I found myself empathizing with the plight of those around me who hadn’t had the benefit of practice, and I was once again reminded that the pain and suffering of others is my pain and suffering as well. None of us is separate from any other, which means we can’t separate ourselves from each others’ trials and afflictions either.
The question was, what could I possibly do in my present state to ease the suffering I was privy to? If I’d had my way, everybody’s cuffs would have been taken off. People could have moved freely in their seats and talked quietly amongst themselves. Unfortunately, I could do nothing physically to alleviate the discomfort of those around me. My cuffs were as tight as everyone else’s.
But what I could do was face this moment with them, exercising clarity, awareness, and compassion. In this way I hoped that at least their pain would not go completely unnoticed or be dismissed out of hand. After all, like everyone else, the men sweating their way through yet another institutional shakedown deserved to have their plight recognized.
All too often, one’s humanity gets forgotten on the inside. People become “inmates” and nothing more. When that happens, it gets much easier to treat someone badly. An officer doesn’t have to think twice about making someone walk with a broken neck, turning the fans away on a hot summer day, or cursing and shouting orders at people already outnumbered and subdued by cuffs. Sadly, whether it’s an inmate or an officer, when we forget another’s humanity we end up giving up our own as well. Victimizing becomes ever easier.

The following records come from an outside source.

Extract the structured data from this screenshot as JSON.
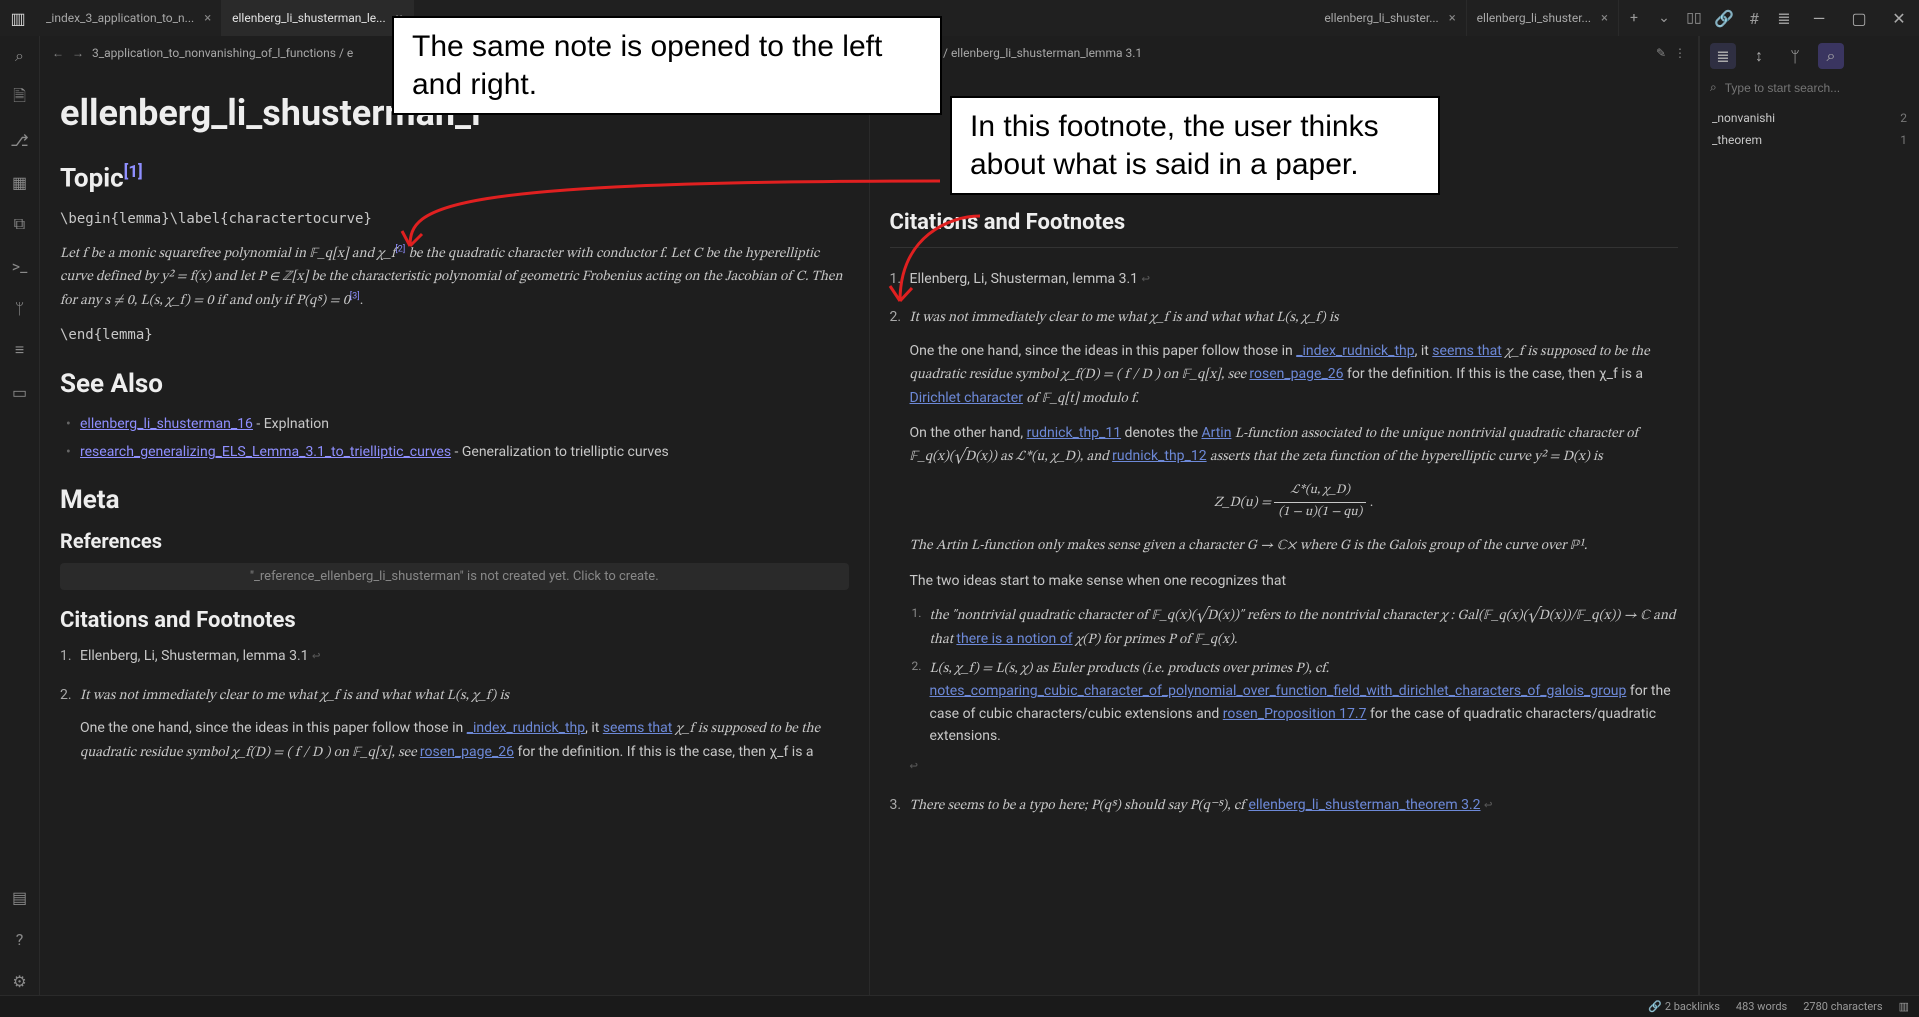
{
  "titlebar": {
    "tabs": [
      {
        "label": "_index_3_application_to_n...",
        "active": false
      },
      {
        "label": "ellenberg_li_shusterman_le...",
        "active": true
      },
      {
        "label": "ellenberg_li_shuster...",
        "active": false
      },
      {
        "label": "ellenberg_li_shuster...",
        "active": false
      }
    ],
    "plus": "+",
    "caret": "⌄",
    "split": "▯▯",
    "rtools": {
      "link": "🔗",
      "hash": "#",
      "list": "≣"
    },
    "window": {
      "min": "—",
      "max": "▢",
      "close": "✕"
    }
  },
  "activitybar": {
    "search": "⌕",
    "file": "🗎",
    "git": "⎇",
    "apps": "▦",
    "copy": "⧉",
    "terminal": ">_",
    "branch": "ᛘ",
    "layers": "≡",
    "panel": "▭",
    "book": "▤",
    "help": "?",
    "gear": "⚙"
  },
  "breadcrumbs": {
    "left": {
      "back": "←",
      "forward": "→",
      "path": "3_application_to_nonvanishing_of_l_functions / e"
    },
    "right": {
      "path": "l_functions / ellenberg_li_shusterman_lemma 3.1",
      "edit": "✎",
      "more": "⋮"
    }
  },
  "note": {
    "title": "ellenberg_li_shusterman_l",
    "topic_heading": "Topic",
    "topic_ref": "[1]",
    "lemma_begin": "\\begin{lemma}\\label{charactertocurve}",
    "lemma_para_a": "Let f be a monic squarefree polynomial in 𝔽_q[x] and χ_f",
    "lemma_ref2": "[2]",
    "lemma_para_b": " be the quadratic character with conductor f. Let C be the hyperelliptic curve defined by y² = f(x) and let P ∈ ℤ[x] be the characteristic polynomial of geometric Frobenius acting on the Jacobian of C. Then for any s ≠ 0, L(s, χ_f) = 0 if and only if P(qˢ) = 0",
    "lemma_ref3": "[3]",
    "lemma_end": "\\end{lemma}",
    "see_also": "See Also",
    "see_also_items": [
      {
        "link": "ellenberg_li_shusterman_16",
        "tail": " - Explnation"
      },
      {
        "link": "research_generalizing_ELS_Lemma_3.1_to_trielliptic_curves",
        "tail": " - Generalization to trielliptic curves"
      }
    ],
    "meta": "Meta",
    "references": "References",
    "ref_placeholder": "\"_reference_ellenberg_li_shusterman\" is not created yet. Click to create.",
    "citations": "Citations and Footnotes",
    "fn1": "Ellenberg, Li, Shusterman, lemma 3.1",
    "fn2_lead": "It was not immediately clear to me what χ_f is and what what L(s, χ_f) is",
    "fn2_p1a": "One the one hand, since the ideas in this paper follow those in ",
    "fn2_link_idx": "_index_rudnick_thp",
    "fn2_p1b": ", it ",
    "fn2_link_seems": "seems that",
    "fn2_p1c": " χ_f is supposed to be the quadratic residue symbol χ_f(D) = ( f / D ) on 𝔽_q[x], see ",
    "fn2_link_rosen": "rosen_page_26",
    "fn2_p1d": " for the definition. If this is the case, then χ_f is a ",
    "fn2_link_dirichlet": "Dirichlet character",
    "fn2_p1e": " of 𝔽_q[t] modulo f.",
    "fn2_p2a": "On the other hand, ",
    "fn2_link_r11": "rudnick_thp_11",
    "fn2_p2b": " denotes the ",
    "fn2_link_artin": "Artin",
    "fn2_p2c": " L-function associated to the unique nontrivial quadratic character of 𝔽_q(x)(√D(x)) as ℒ*(u, χ_D), and ",
    "fn2_link_r12": "rudnick_thp_12",
    "fn2_p2d": " asserts that the zeta function of the hyperelliptic curve y² = D(x) is",
    "fn2_eq_lhs": "Z_D(u) = ",
    "fn2_eq_num": "ℒ*(u, χ_D)",
    "fn2_eq_den": "(1 − u)(1 − qu)",
    "fn2_p3": "The Artin L-function only makes sense given a character G → ℂ× where G is the Galois group of the curve over ℙ¹.",
    "fn2_p4": "The two ideas start to make sense when one recognizes that",
    "fn2_inner1a": "the \"nontrivial quadratic character of 𝔽_q(x)(√D(x))\" refers to the nontrivial character χ : Gal(𝔽_q(x)(√D(x))/𝔽_q(x)) → ℂ and that ",
    "fn2_inner1_link": "there is a notion of",
    "fn2_inner1b": " χ(P) for primes P of 𝔽_q(x).",
    "fn2_inner2a": "L(s, χ_f) = L(s, χ) as Euler products (i.e. products over primes P), cf. ",
    "fn2_inner2_link1": "notes_comparing_cubic_character_of_polynomial_over_function_field_with_dirichlet_characters_of_galois_group",
    "fn2_inner2b": " for the case of cubic characters/cubic extensions and ",
    "fn2_inner2_link2": "rosen_Proposition 17.7",
    "fn2_inner2c": " for the case of quadratic characters/quadratic extensions.",
    "fn3a": "There seems to be a typo here; P(qˢ) should say P(q⁻ˢ), cf ",
    "fn3_link": "ellenberg_li_shusterman_theorem 3.2"
  },
  "rightbar": {
    "search_placeholder": "Type to start search...",
    "items": [
      {
        "label": "_nonvanishi",
        "count": "2"
      },
      {
        "label": "_theorem",
        "count": "1"
      }
    ]
  },
  "statusbar": {
    "backlinks_label": "2 backlinks",
    "words": "483 words",
    "chars": "2780 characters"
  },
  "callouts": {
    "top": "The same note is opened to the left and right.",
    "right": "In this footnote, the user thinks about what is said in a paper."
  }
}
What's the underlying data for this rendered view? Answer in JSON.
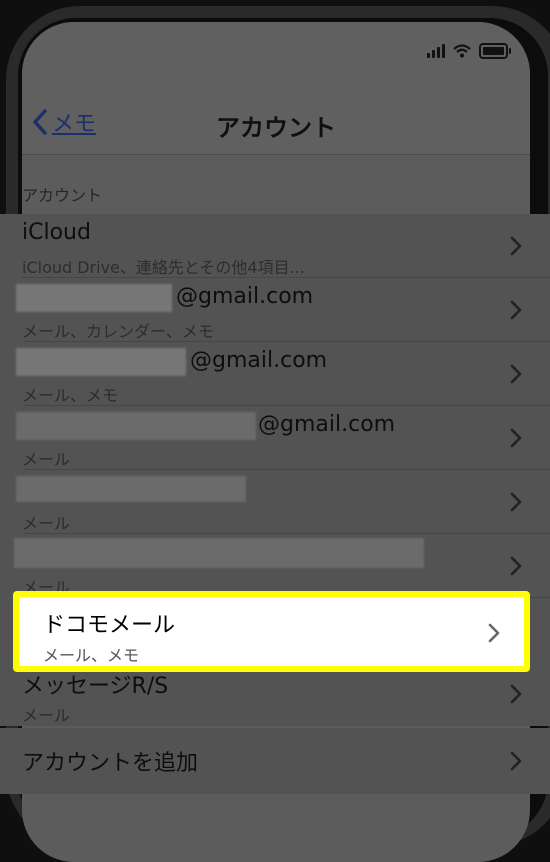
{
  "nav": {
    "back_label": "メモ",
    "title": "アカウント"
  },
  "section_header": "アカウント",
  "accounts": [
    {
      "title": "iCloud",
      "subtitle": "iCloud Drive、連絡先とその他4項目..."
    },
    {
      "title": "@gmail.com",
      "subtitle": "メール、カレンダー、メモ"
    },
    {
      "title": "@gmail.com",
      "subtitle": "メール、メモ"
    },
    {
      "title": "@gmail.com",
      "subtitle": "メール"
    },
    {
      "title": "",
      "subtitle": "メール"
    },
    {
      "title": "",
      "subtitle": "メール"
    },
    {
      "title": "ドコモメール",
      "subtitle": "メール、メモ",
      "highlighted": true
    },
    {
      "title": "メッセージR/S",
      "subtitle": "メール"
    }
  ],
  "add_account": "アカウントを追加",
  "colors": {
    "highlight": "#ffff00",
    "back_tint": "#1b2f6b"
  },
  "icons": {
    "back": "chevron-left-icon",
    "row": "chevron-right-icon",
    "status": [
      "signal-icon",
      "wifi-icon",
      "battery-icon"
    ]
  }
}
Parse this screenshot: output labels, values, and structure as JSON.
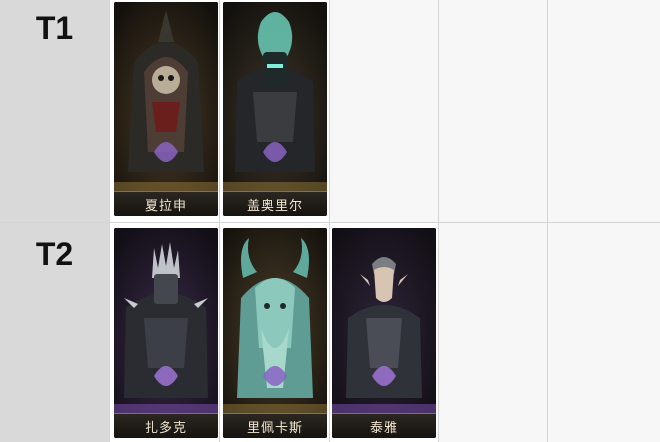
{
  "tiers": [
    {
      "label": "T1",
      "cards": [
        {
          "name": "夏拉申",
          "icon": "skeleton-lich-portrait",
          "theme": "gold"
        },
        {
          "name": "盖奥里尔",
          "icon": "spectral-flame-knight-portrait",
          "theme": "gold"
        }
      ]
    },
    {
      "label": "T2",
      "cards": [
        {
          "name": "扎多克",
          "icon": "spiked-armor-knight-portrait",
          "theme": "purple"
        },
        {
          "name": "里佩卡斯",
          "icon": "horned-forest-spirit-portrait",
          "theme": "gold"
        },
        {
          "name": "泰雅",
          "icon": "elf-warrior-portrait",
          "theme": "purple"
        }
      ]
    }
  ],
  "colors": {
    "tier_bg": "#d9d9d9",
    "card_bg": "#1a1714",
    "name_text": "#f1e6cf",
    "gold_glow": "#c8a24a",
    "purple_glow": "#7a4fb0"
  }
}
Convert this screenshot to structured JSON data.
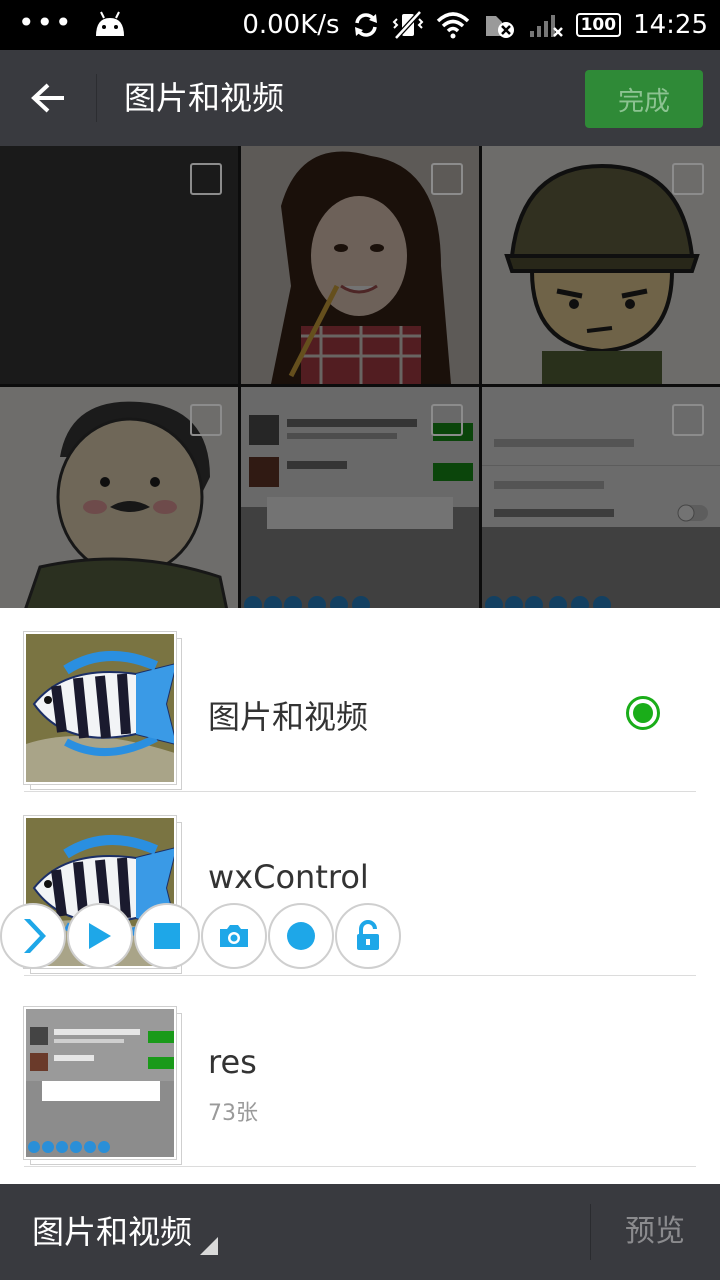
{
  "status_bar": {
    "net_speed": "0.00K/s",
    "battery": "100",
    "time": "14:25",
    "icons": [
      "more-dots-icon",
      "android-icon",
      "sync-icon",
      "vibrate-off-icon",
      "wifi-icon",
      "sim-error-icon",
      "signal-icon",
      "battery-icon"
    ]
  },
  "header": {
    "title": "图片和视频",
    "done_label": "完成"
  },
  "albums": [
    {
      "name": "图片和视频",
      "count": "",
      "selected": true
    },
    {
      "name": "wxControl",
      "count": "",
      "selected": false
    },
    {
      "name": "res",
      "count": "73张",
      "selected": false
    }
  ],
  "float_controls": [
    "expand-icon",
    "play-icon",
    "stop-icon",
    "camera-icon",
    "record-icon",
    "unlock-icon"
  ],
  "bottom_bar": {
    "album_label": "图片和视频",
    "preview_label": "预览"
  },
  "colors": {
    "accent_green": "#1aad19",
    "done_button": "#2f8a37",
    "bar_bg": "#393a3f",
    "float_icon": "#1ea7e8"
  }
}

By sitting with difficulty, however, we get an honest and unbiased look at the situation we’re facing and, by working with the compassion engendered by our practice, we can acknowledge and perhaps do away with some of the suffering of those around us. Perhaps as I experience the suffering of others through my practice, others may on some level experience the merit of that practice. Perhaps my awareness of others may begin to heal at least some of the suffering I have witnessed.
When we got back to our cell after another long march, my celly and I spent a good hour straightening out our property boxes and putting away the stuff that had been messed up during the shakedown. He was tired and in pain from his exertion, and while he described the pain and the frustration of going so long without treatment, I sat and simply listened.
It was all I could do for him at the moment. The act of listening, of allowing myself to really hear what he had to say, became another way to acknowledge his situation as a human being. While it wasn’t the surgery he needed, it was at least a chance to speak his mind and to know that someone cared enough to be present for him. If I accomplished nothing more that day, chapel was worth every moment. Sitting with difficulty always is.
Scott Darnell is a prisoner at the Menard Correctional Center in Menard, Illinois.